A graphic of a global satellite network. (Getty)
WASHINGTON — The Space Force is slowly taking over from the Defense Information Systems Agency (DISA) management responsibility for contracting commercial satellite communications (SATCOM) bandwidth and services — with an associated massive $13 billion funding pool for internet services provided by low Earth orbit constellations next in line, according to a senior service official.
“That contract will transition to the Space Force in the July timeframe,” Col. Rich Kniseley, director of the Space Systems Command Commercial Space Office (COMSO), told Breaking Defense on March 21 in an exclusive interview.
He explained that up to now 10 SATCOM contracts have been shifted to COMSO’s Commercial Satellite Communications Office (CSCO) under a memorandum of understanding with DISA.
The Defense Department for decades has had a process for buying SATCOM bandwidth from commercial providers via DISA to augment the limited services provided by its encrypted, jam-proof military communications birds, such as the Advanced Extremely High Frequency (AEHF) satellites.
Funds for most DoD commercial SATCOM contracts are dispersed from the long-standing Defense Working Capital Fund managed by DISA through its Defense Information Technology Contracting Organization (DITCO) contracting agency. The fund, which works a bit like a checking account, is filled from the coffers of from all the military services and combatant commands.

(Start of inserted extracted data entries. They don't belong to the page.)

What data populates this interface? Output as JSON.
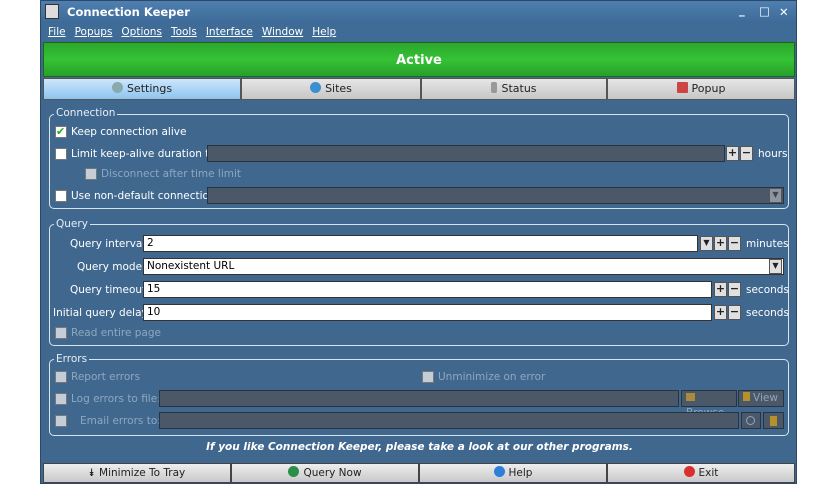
{
  "window": {
    "title": "Connection Keeper",
    "controls": [
      "_",
      "□",
      "✕"
    ]
  },
  "menu": [
    "File",
    "Popups",
    "Options",
    "Tools",
    "Interface",
    "Window",
    "Help"
  ],
  "status": "Active",
  "tabs": [
    "Settings",
    "Sites",
    "Status",
    "Popup"
  ],
  "connection": {
    "group": "Connection",
    "keep_alive": "Keep connection alive",
    "limit": "Limit keep-alive duration to:",
    "hours": "hours",
    "disconnect": "Disconnect after time limit",
    "non_default": "Use non-default connection:"
  },
  "query": {
    "group": "Query",
    "interval_label": "Query interval:",
    "interval": "2",
    "minutes": "minutes",
    "mode_label": "Query mode:",
    "mode": "Nonexistent URL",
    "timeout_label": "Query timeout:",
    "timeout": "15",
    "seconds": "seconds",
    "delay_label": "Initial query delay:",
    "delay": "10",
    "seconds2": "seconds",
    "read_entire": "Read entire page"
  },
  "errors": {
    "group": "Errors",
    "report": "Report errors",
    "unminimize": "Unminimize on error",
    "log": "Log errors to file:",
    "browse": "Browse",
    "view": "View",
    "email": "Email errors to:"
  },
  "footer": "If you like Connection Keeper, please take a look at our other programs.",
  "buttons": [
    "Minimize To Tray",
    "Query Now",
    "Help",
    "Exit"
  ]
}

CSCO, an arm of DISA until 2018 when it was moved to then-Air Force Space Command, and then to the Space Force in 2019, serves as the middleman between would-be DoD customers and commercial SATCOM operators. It vets participating companies and matches available capabilities with military user needs.

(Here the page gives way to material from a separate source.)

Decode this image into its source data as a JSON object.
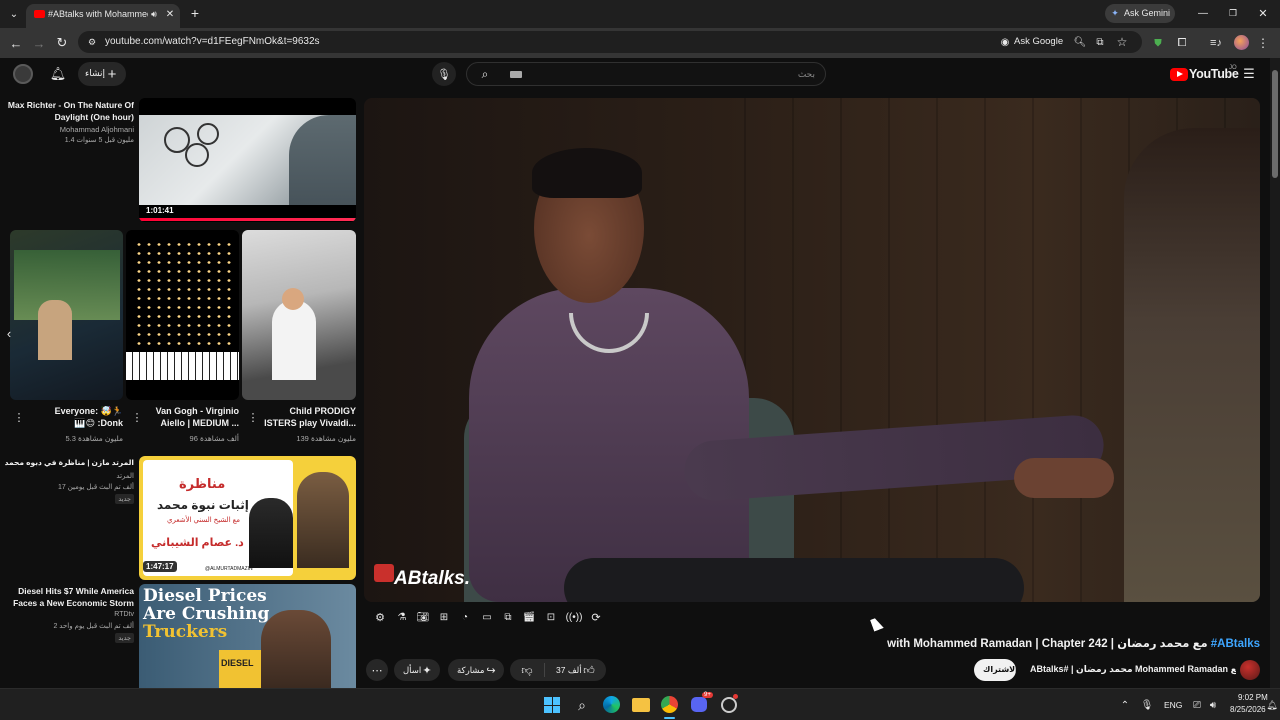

While contract management responsibilities are already being moved from DISA to the Space Force, at the moment the bulk of the SATCOM working capital funds are still in DISA’s hands.
When the service first set up COMSO in April 2023, a Space Force spokesperson told Breaking Defense that the service intended to set up its own working capital fund by September 2024, but so far that hasn’t happened. Kniseley said the current plan is to launch the new Space Force working capital fund, initially worth about $120 million, on Oct. 1.

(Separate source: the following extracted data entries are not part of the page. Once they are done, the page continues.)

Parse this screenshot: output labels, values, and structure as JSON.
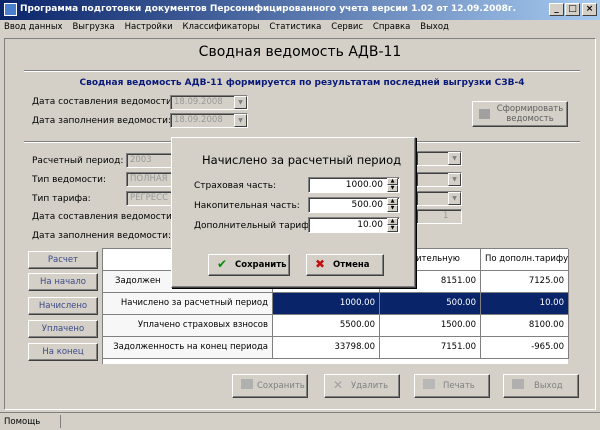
{
  "window": {
    "title": "Программа подготовки документов Персонифицированного учета версии 1.02 от 12.09.2008г.",
    "controls": [
      "_",
      "□",
      "×"
    ]
  },
  "menu": [
    "Ввод данных",
    "Выгрузка",
    "Настройки",
    "Классификаторы",
    "Статистика",
    "Сервис",
    "Справка",
    "Выход"
  ],
  "page": {
    "heading": "Сводная ведомость АДВ-11",
    "notice": "Сводная ведомость АДВ-11 формируется по результатам последней выгрузки СЗВ-4",
    "date_compiled_label": "Дата составления ведомости:",
    "date_compiled_value": "18.09.2008",
    "date_filled_label": "Дата заполнения ведомости:",
    "date_filled_value": "18.09.2008",
    "form_button": "Сформировать ведомость"
  },
  "form": {
    "period_label": "Расчетный период:",
    "period_value": "2003",
    "type_label": "Тип ведомости:",
    "type_value": "ПОЛНАЯ",
    "tariff_label": "Тип тарифа:",
    "tariff_value": "РЕГРЕСС",
    "date_compiled_label": "Дата составления ведомости:",
    "date_filled_label": "Дата заполнения ведомости:",
    "spin_value": "1"
  },
  "side_buttons": [
    "Расчет",
    "На начало",
    "Начислено",
    "Уплачено",
    "На конец"
  ],
  "table": {
    "headers": [
      "",
      "",
      "копительную",
      "По дополн.тарифу"
    ],
    "rows": [
      {
        "label": "Задолжен",
        "c1": "",
        "c2": "8151.00",
        "c3": "7125.00"
      },
      {
        "label": "Начислено за расчетный период",
        "c1": "1000.00",
        "c2": "500.00",
        "c3": "10.00"
      },
      {
        "label": "Уплачено страховых взносов",
        "c1": "5500.00",
        "c2": "1500.00",
        "c3": "8100.00"
      },
      {
        "label": "Задолженность на конец периода",
        "c1": "33798.00",
        "c2": "7151.00",
        "c3": "-965.00"
      }
    ]
  },
  "dialog": {
    "title": "Начислено за расчетный период",
    "fields": [
      {
        "label": "Страховая часть:",
        "value": "1000.00"
      },
      {
        "label": "Накопительная часть:",
        "value": "500.00"
      },
      {
        "label": "Дополнительный тариф:",
        "value": "10.00"
      }
    ],
    "save": "Сохранить",
    "cancel": "Отмена"
  },
  "footer_buttons": [
    "Сохранить",
    "Удалить",
    "Печать",
    "Выход"
  ],
  "status": "Помощь"
}
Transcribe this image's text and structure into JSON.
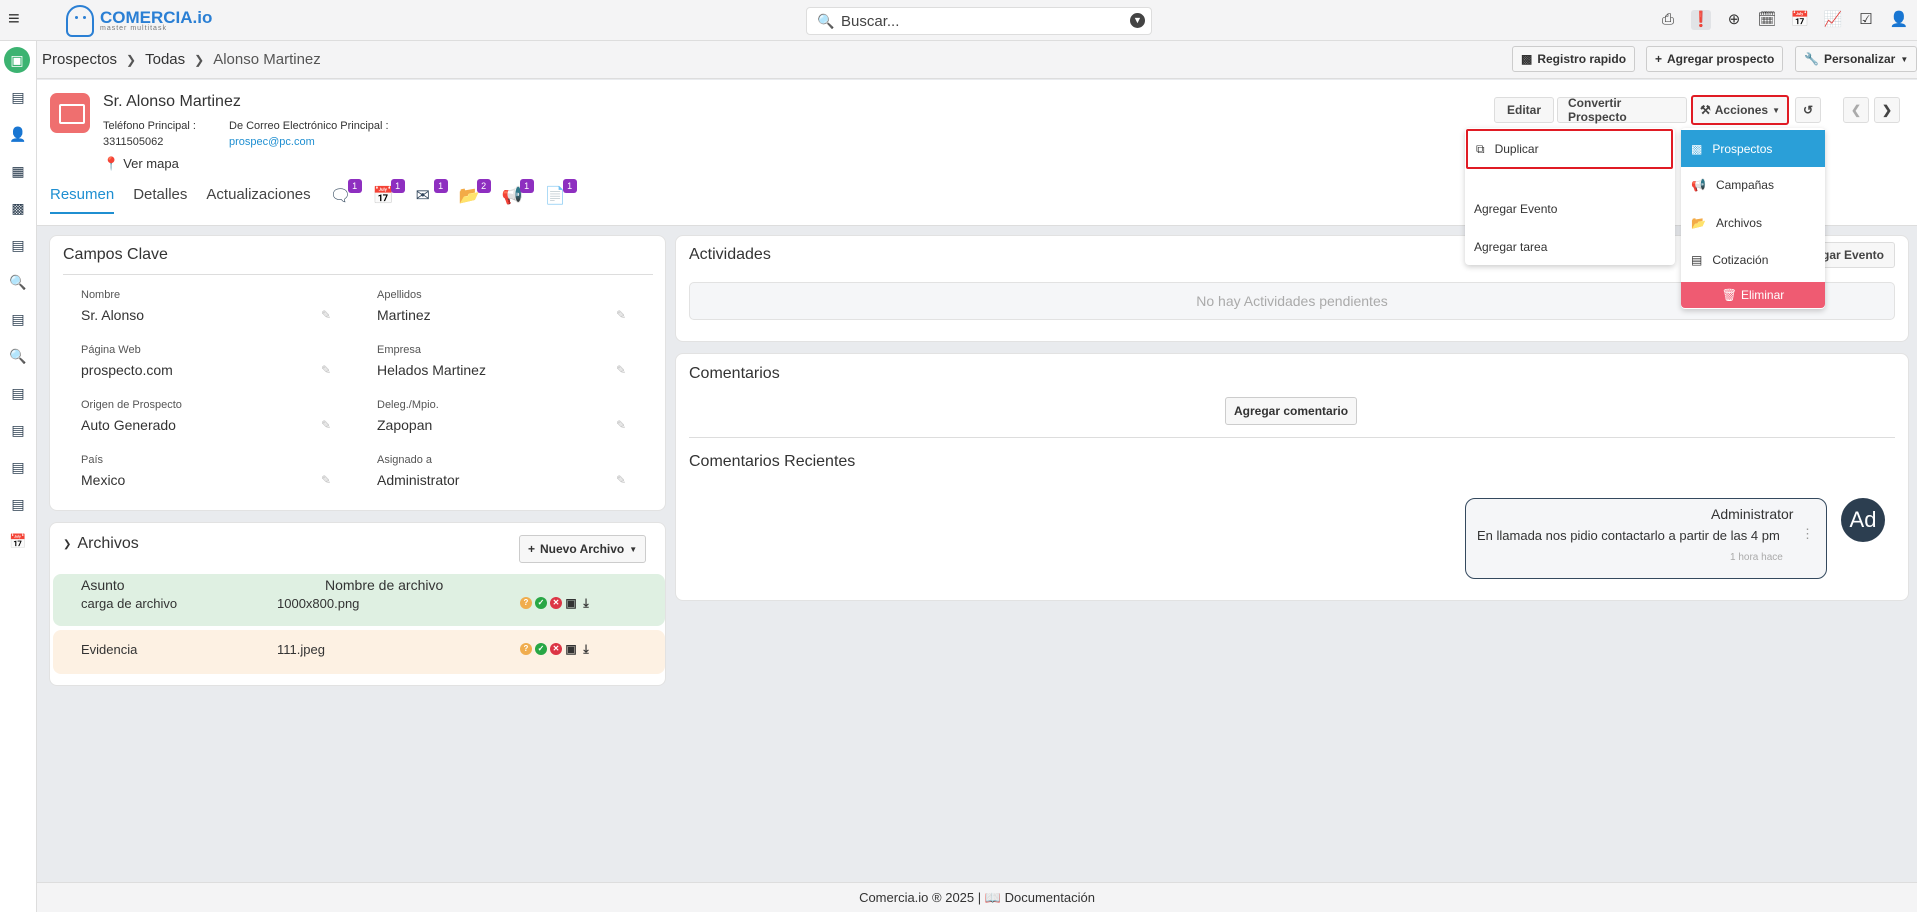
{
  "app": {
    "logo": "COMERCIA.io",
    "logo_sub": "master multitask"
  },
  "search": {
    "placeholder": "Buscar..."
  },
  "top_icons": [
    "fax-icon",
    "alert-icon",
    "plus-circle-icon",
    "calendar-check-icon",
    "calendar-icon",
    "chart-icon",
    "checkbox-icon",
    "user-icon"
  ],
  "breadcrumb": {
    "root": "Prospectos",
    "middle": "Todas",
    "current": "Alonso Martinez"
  },
  "toolbar": {
    "quick": "Registro rapido",
    "add": "Agregar prospecto",
    "customize": "Personalizar"
  },
  "record": {
    "name": "Sr. Alonso Martinez",
    "phone_label": "Teléfono Principal :",
    "phone": "3311505062",
    "email_label": "De Correo Electrónico Principal :",
    "email": "prospec@pc.com",
    "map": "Ver mapa"
  },
  "tabs": {
    "summary": "Resumen",
    "details": "Detalles",
    "updates": "Actualizaciones"
  },
  "tab_badges": [
    "1",
    "1",
    "1",
    "2",
    "1",
    "1"
  ],
  "actions": {
    "edit": "Editar",
    "convert": "Convertir Prospecto",
    "actions": "Acciones"
  },
  "menu_left": {
    "duplicate": "Duplicar",
    "add_event": "Agregar Evento",
    "add_task": "Agregar tarea"
  },
  "menu_right": {
    "prospects": "Prospectos",
    "campaigns": "Campañas",
    "files": "Archivos",
    "quote": "Cotización",
    "delete": "Eliminar"
  },
  "key_fields": {
    "title": "Campos Clave",
    "nombre_lbl": "Nombre",
    "nombre": "Sr. Alonso",
    "apellidos_lbl": "Apellidos",
    "apellidos": "Martinez",
    "web_lbl": "Página Web",
    "web": "prospecto.com",
    "empresa_lbl": "Empresa",
    "empresa": "Helados Martinez",
    "origen_lbl": "Origen de Prospecto",
    "origen": "Auto Generado",
    "deleg_lbl": "Deleg./Mpio.",
    "deleg": "Zapopan",
    "pais_lbl": "País",
    "pais": "Mexico",
    "asignado_lbl": "Asignado a",
    "asignado": "Administrator"
  },
  "files": {
    "title": "Archivos",
    "new": "Nuevo Archivo",
    "col_subject": "Asunto",
    "col_name": "Nombre de archivo",
    "rows": [
      {
        "subject": "carga de archivo",
        "name": "1000x800.png"
      },
      {
        "subject": "Evidencia",
        "name": "111.jpeg"
      }
    ]
  },
  "activities": {
    "title": "Actividades",
    "empty": "No hay Actividades pendientes",
    "add_event": "gar Evento"
  },
  "comments": {
    "title": "Comentarios",
    "add": "Agregar comentario",
    "recent": "Comentarios Recientes",
    "author": "Administrator",
    "text": "En llamada nos pidio contactarlo a partir de las 4 pm",
    "time": "1 hora hace",
    "avatar": "Ad"
  },
  "footer": {
    "brand": "Comercia.io ® 2025",
    "sep": "|",
    "docs": "Documentación"
  }
}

“That will actually be a carve out of the existing Department of the Air Force working capital fund, so we got our cash corpus. We found efficiencies so we didn’t have to ask Congress for an amount of money to stand up the corpus,” he said.
Kniseley explained that shift of contracts and funds from DISA will take some time.
“For a while, we will still work with DISA/DITCO because we have a lot more contracts. So we’re gonna wean off of them [at] the right time,” he said. “So, there will still be a transition period, but for all purposes, a main thrust will be very up and going by [Oct. 1]. We’ll have people in the building. We’ll have our financial systems all transitioned.”
Kniseley said his office is “excited” about the expansion of its purview, noting that the transition of the acquisition program for broadband internet services provided by operators of what are known as proliferated low Earth orbit, or p-LEO, constellations alone is “going to be huge.”
The Proliferated Low Earth Orbit Satellite-Based Services program is COMSO’s effort to expand the Space Force’s use of commercial capabilities — with the service hoping to soon open up contracting for other types of services such as positioning, navigation and timing (PNT) and small, maneuvering satellites in geosynchronous Earth orbit.
CSCO and DISA in 2023 set up a 10-year indefinite delivery/indefinite quantity (IDIQ) contract pool worth up to $900 million for the program. As first reported by Space News, the two sides in October 2024 pumped the program’s spending cap up to $13 billion to meet skyrocketing demand from military forces.
Up to now, most of the specific task orders under the p-LEO program have gone to SpaceX for the militarized version of its Starlink internet satellites called Starshield.